Xueyang Yu, Cheng Shi, Yang Wang, Sibei Yang

Advances in Neural Information Processing Systems 38 (NeurIPS 2025) Main Conference Track

Envision an AI capable of functioning in human-like settings, moving beyond mere observation to actively understand, anticipate, and proactively respond to unfolding events. Towards this vision, we focus on the innovative task where, given ego-streaming video input, an assistant proactively answers diverse, evolving questions at the opportune moment, while maintaining synchronized perception and reasoning. This task embodies three key properties: (1) Proactive Coherence, (2) Just-in-Time Responsiveness, and (3) Synchronized Efficiency. To evaluate and address these properties, we first introduce ESTP-Bench (Ego Streaming Proactive Benchmark) alongside the ESTP-F1 metric—a novel framework designed for their rigorous assessment.
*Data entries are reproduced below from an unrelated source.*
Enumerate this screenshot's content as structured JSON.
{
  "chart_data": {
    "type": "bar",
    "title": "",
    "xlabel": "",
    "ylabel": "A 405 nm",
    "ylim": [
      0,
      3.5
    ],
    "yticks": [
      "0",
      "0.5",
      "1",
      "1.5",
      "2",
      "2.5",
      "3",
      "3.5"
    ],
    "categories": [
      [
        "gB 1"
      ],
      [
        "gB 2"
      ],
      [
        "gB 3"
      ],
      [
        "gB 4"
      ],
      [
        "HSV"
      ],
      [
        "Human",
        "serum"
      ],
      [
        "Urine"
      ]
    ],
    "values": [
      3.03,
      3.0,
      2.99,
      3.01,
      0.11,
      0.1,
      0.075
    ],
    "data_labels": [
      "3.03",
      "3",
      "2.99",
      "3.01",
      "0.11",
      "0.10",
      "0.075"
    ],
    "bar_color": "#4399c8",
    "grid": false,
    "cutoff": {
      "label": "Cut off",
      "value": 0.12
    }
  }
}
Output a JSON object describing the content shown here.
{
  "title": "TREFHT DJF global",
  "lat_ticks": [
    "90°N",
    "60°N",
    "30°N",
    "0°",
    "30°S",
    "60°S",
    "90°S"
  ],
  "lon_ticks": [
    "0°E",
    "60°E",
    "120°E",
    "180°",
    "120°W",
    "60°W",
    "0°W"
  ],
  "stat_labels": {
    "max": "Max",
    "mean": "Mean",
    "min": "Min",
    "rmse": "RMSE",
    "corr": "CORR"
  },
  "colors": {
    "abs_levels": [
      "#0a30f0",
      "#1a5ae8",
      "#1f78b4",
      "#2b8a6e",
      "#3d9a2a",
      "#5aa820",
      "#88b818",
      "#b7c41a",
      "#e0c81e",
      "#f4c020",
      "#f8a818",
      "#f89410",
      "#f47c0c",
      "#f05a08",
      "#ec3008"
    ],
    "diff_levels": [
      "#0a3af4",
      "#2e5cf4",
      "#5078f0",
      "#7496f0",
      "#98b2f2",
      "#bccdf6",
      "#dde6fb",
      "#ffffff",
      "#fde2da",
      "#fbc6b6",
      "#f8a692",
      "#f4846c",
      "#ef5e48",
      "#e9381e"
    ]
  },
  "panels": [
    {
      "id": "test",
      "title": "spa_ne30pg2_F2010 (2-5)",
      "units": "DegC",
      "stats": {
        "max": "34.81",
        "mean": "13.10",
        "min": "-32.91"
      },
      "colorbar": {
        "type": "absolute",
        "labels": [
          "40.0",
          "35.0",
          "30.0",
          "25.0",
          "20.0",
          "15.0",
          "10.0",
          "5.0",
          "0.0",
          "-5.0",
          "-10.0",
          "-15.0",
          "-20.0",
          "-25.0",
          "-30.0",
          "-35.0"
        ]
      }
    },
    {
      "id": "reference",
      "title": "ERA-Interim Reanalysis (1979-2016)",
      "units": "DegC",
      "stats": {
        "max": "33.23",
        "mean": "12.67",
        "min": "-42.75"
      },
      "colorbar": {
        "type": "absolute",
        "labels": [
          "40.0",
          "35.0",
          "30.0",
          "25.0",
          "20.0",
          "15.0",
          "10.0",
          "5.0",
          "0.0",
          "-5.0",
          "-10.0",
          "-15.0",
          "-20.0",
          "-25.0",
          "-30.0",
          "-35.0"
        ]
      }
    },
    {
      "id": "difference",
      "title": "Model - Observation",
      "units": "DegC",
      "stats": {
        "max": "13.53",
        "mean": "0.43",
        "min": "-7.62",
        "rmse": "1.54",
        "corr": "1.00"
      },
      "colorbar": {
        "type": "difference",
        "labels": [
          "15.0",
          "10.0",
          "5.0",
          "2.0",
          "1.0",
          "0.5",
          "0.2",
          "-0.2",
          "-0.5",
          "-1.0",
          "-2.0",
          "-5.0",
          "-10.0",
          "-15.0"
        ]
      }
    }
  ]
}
Secondly, we propose a comprehensive technical pipeline to enable models to tackle this challenging task. This pipeline comprises: (1) a data engine, (2) a multi-stage training strategy, and (3) a proactive dynamic compression technique. Our proposed model effectively addresses these critical properties while achieving state-of-the-art (SOTA) performance on the standard COIN benchmark.